The implications of this are enormous. One of the reasons the city centre is not a place people live is that what should have been homes in all the spaces above the ground-floor retail just weren't worth the hassle of actually making into homes. Anything other than businesses that needed prime location were second-class because it was all about those prime locations.

Glasgow became a space of that prime retail, corporate offices and the cafes and sandwich shops that fed off them. When its all about prime space, land costs are going to reflect that.

I could explain this in an awful lot more detail; lots of property is owned by equity funds who hold them as speculative investments rather than revenue-generators. They have a notional value for these properties which they are waiting to rise, and if they have to rent out the space at a price lower than suggested by their notional value, they have to mark down the price of the whole building on their books.

So it is in their interest to keep the whole place empty so they can retain the pretence and hopefully sell on in a subsequent property boom. Likewise what is built on available land is not what the city needs but what unlocks the highest return on the land value. For a while it was luxury housing, then it was retail and office space, then it was student flats. These aren't infrastructure, they're the means of releasing the maximum profit from land.

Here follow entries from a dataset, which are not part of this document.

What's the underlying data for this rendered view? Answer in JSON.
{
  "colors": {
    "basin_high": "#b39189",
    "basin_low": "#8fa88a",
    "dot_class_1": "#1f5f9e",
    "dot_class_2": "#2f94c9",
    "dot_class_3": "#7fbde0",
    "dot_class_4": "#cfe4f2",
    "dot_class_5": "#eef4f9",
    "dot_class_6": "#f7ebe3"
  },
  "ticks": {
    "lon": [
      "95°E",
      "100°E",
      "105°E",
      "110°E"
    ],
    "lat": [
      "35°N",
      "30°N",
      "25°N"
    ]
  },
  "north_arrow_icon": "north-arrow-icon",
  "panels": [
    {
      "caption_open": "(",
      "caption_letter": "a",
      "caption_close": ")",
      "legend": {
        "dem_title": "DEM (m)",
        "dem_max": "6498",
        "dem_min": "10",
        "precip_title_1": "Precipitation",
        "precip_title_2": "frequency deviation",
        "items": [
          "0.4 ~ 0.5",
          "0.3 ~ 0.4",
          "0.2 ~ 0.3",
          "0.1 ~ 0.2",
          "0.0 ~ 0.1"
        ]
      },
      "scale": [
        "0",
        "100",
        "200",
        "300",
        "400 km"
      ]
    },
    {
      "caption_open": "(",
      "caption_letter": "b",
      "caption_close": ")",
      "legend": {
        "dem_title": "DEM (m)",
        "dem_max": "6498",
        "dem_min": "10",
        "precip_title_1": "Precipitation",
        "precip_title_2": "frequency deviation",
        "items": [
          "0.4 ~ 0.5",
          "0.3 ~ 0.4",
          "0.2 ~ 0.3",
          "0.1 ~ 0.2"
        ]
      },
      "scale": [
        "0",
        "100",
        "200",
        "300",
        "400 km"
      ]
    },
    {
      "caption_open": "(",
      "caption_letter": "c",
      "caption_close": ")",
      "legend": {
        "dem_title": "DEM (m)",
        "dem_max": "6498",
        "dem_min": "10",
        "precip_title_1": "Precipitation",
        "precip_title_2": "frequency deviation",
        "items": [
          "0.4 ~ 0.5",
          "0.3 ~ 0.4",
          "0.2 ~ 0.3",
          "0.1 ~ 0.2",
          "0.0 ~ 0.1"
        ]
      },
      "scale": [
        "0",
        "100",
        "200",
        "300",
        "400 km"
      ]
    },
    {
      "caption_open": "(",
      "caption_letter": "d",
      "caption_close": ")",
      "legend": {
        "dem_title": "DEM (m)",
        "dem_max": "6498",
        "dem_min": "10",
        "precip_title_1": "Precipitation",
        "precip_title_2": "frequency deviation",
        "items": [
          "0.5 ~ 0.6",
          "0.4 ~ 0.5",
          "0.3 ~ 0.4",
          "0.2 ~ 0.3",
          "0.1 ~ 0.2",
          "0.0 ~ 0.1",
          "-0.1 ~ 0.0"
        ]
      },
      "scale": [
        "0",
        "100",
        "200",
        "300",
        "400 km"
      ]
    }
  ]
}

Likewise a historic two-story building is much more valuable as charred rubble than as a building. You immediately have land to speculate on, even if it is a weed-strewn mess for years and years. You don't want social space; if there is space, you make it private, you build on it, you make peope pay to use that space. And all of the above – all of it – is the economic model that Glasgow's Council Tax revenue is based on.

And it's gone. In-person retail is declining rapidly and is unlikely to return. City centre office spaces make less and less sense in eras of home working. The sandwich shops and cafes don't survive without the other two. The logical thing at this point is for property prices to decline which then makes conversion to housing sensible, and so community replaces commerce and the city is alive in a different way.

But the rule about UK property prices is that public policy never, ever lets them decline. It underpins the whole Ponzi scheme that is the UK economy. They can rise but must never fall. Fundamentally, Glasgow still has property prices that are appropriate to a booming retail and office space economy, but it doesn't have that economy any more.

You could bring Glasgow back to life by accepting all of this and managing (indeed encouraging) a gentle but continual fall in property prices. It would let the city transition its economy and become the thing it needs to be next. But they won't, because breaking orthodoxy is really hard.

Everything everyone says about how to revitalise Glasgow is broadly correct. I just wish they'd focus more on why those things don't happen. The city is living in its recent past – and that is a large part of why it can't become what it needs to be next.